Before the wind and rain took the last of the foliage
The leaves are off the trees, or most of them, anyway. What stands out now are the gold-hued Tamarack and the ever-shifting drama of the changeable sky. On a recent morning I drive the back roads, passing in short order a father and grown son ushering a small herd of Jersey cows into a bitten-down pasture; the two men are talking to one another, but my windows are up and I cannot hear their words, only their mouths moving, their hands gesticulating in the cool air. A mile or so later, I pass a mobile home with a large maple in the front yard; an engine – and a big one, at that – is hanging from a low, stout branch of the tree, like some outlandish piece of fruit. I feel an almost irresistible urge to stop my car. I want to give the engine a little push, watch it sway back-and-forth. How fun would that be? Not long after the engine, I happen upon the carcass of a large animal, surely bovine, dressed and skinned, hanging like the engine, but this time from a tractor bucket. The animal’s fat is yellow like the Tamaracks. That yellow is indicative of a dairy breed, something with high butterfat, maybe a Jersey, or a Guernsey.

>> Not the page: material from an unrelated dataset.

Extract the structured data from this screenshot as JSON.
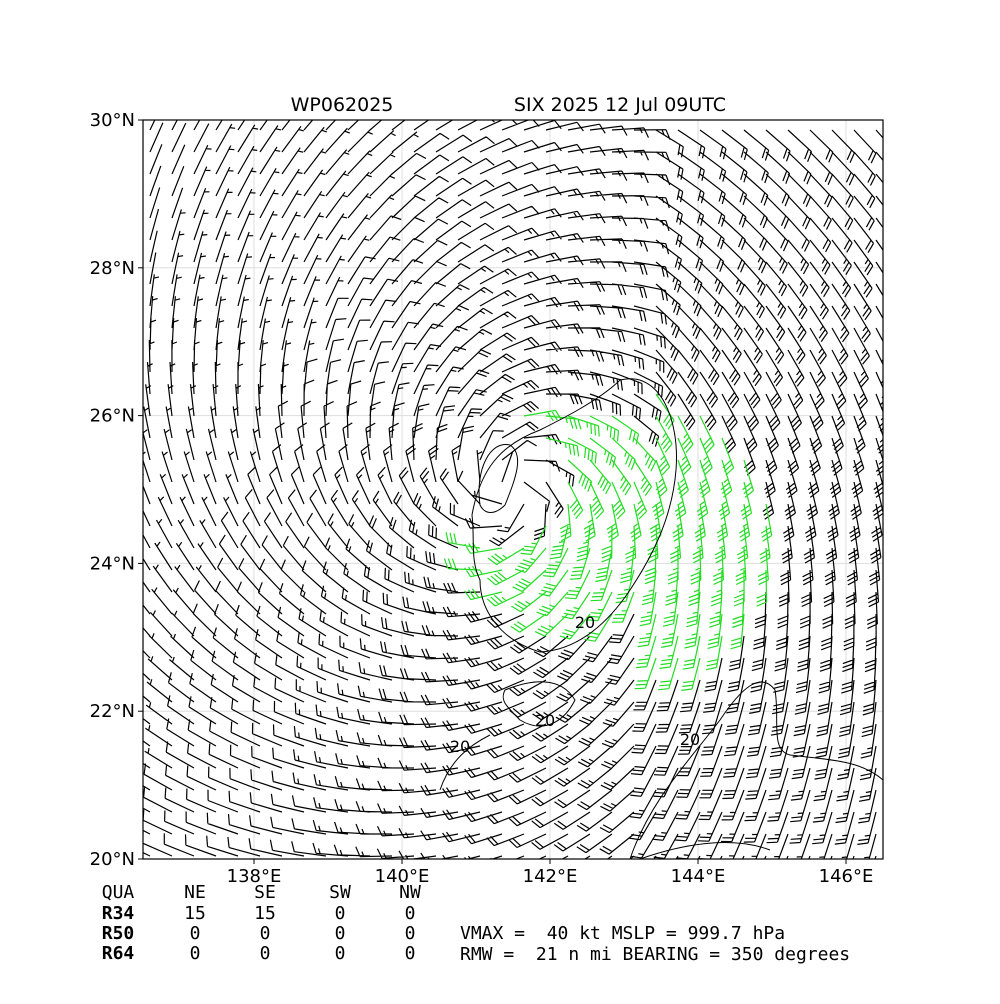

Sometimes I think about how deep this place is embedded in me, how comfortable I am here, lulled by its sights and smells and sounds. Forty-seven years of them. Almost 48. Not quite old, but not quite young, either. And how much of me – or what I think of as me – is an incalculable sum of all these little parts.
Though mostly I don’t think of this. Mostly I just watch it unfurl along the roadsides. Mostly I just walk the forest. Split the wood. Stoke the fire. Waiting for the snow that is soon to come.